In our family one of our traditions is to take part in the California Coastal Cleanup. Last month was the first International Coastal Cleanup for which we headed out to Salmon Creek to join the throngs scouring the beach for trashy treasures. We helped contribute to 734,606 lbs of trash and recyclables being cleaned form beaches throughout California!
As per usual we picked up a lot of trash at the beach this year (including the county-record setting hot water tank that we dragged out of the brush). The part that resonated with me the most was the deluge of plastic packaging and particularly, the tiny scraps of persistent styrofoam. I spent 30 minutes in 1 square yard of sand pulling out hundreds of pellets of styrofoam. It was as rewarding to clean up as it was heartbreaking to face the realties of our footprint. How many times have I ordered something on Amazon only to be crushed by the mass of plastic bags and styrofoam packaging it’s delivered in?

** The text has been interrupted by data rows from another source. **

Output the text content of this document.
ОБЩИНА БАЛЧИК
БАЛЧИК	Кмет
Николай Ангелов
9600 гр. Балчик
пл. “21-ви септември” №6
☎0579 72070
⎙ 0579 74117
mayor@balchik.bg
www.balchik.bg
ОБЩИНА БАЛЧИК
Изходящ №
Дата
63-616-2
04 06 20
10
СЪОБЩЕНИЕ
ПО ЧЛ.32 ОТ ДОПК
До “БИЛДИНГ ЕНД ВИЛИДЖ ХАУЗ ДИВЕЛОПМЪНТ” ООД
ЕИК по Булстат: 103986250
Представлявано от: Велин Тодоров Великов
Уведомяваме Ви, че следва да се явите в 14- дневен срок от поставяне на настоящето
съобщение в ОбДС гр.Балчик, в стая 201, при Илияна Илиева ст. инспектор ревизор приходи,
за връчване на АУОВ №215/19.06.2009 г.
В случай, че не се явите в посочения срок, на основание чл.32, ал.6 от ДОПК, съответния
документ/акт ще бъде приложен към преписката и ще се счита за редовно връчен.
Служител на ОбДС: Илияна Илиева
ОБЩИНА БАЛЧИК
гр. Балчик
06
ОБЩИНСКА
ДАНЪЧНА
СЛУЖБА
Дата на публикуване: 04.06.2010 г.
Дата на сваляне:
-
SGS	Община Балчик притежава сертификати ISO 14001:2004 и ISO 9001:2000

As you’ve probably inferred by now, I’m the archetype of an environmentally woke Californian; at home we stress about the plastic packaging surrounding our tofu, and in the studio Sonoma Bottle is powered by 100% renewable energy.
Back at work in the studio, I’m finding myself encouraged by the thoughtfulness of the winemaking community around me. It appears I’m not the only one concerned with wasteful packaging as the Sonoma / Napa beverage industry in general does a pretty incredible job of choosing environmentally sound packaging.
Honestly, I would have thought that economics would drive producers towards a polymer based logistics solution…but a quick check on uline.com shows that pulp shippers are actually cheaper AND more customizable…not to mention that the consumer facing benefits far outweigh the difference…
The art, culture, and mythology of winemaking is what we’re all selling here, and packaging is how we make first contact with the consumer base. So much effort is put into label art, glass selection, tops, and of course bottle shots. On the logistics end, particularly for those with wine clubs, materials choice must be an integral component of the marketing decision.
After all, some of the top consumer generated content on Youtube is “unboxing” videos.
Styrofoam (Polystyrene) is known animal carcinogen, and the EPA ranks polystyrene manufacturing as the 5th worst global industry in terms of hazardous waste creation. (5Gyres.com).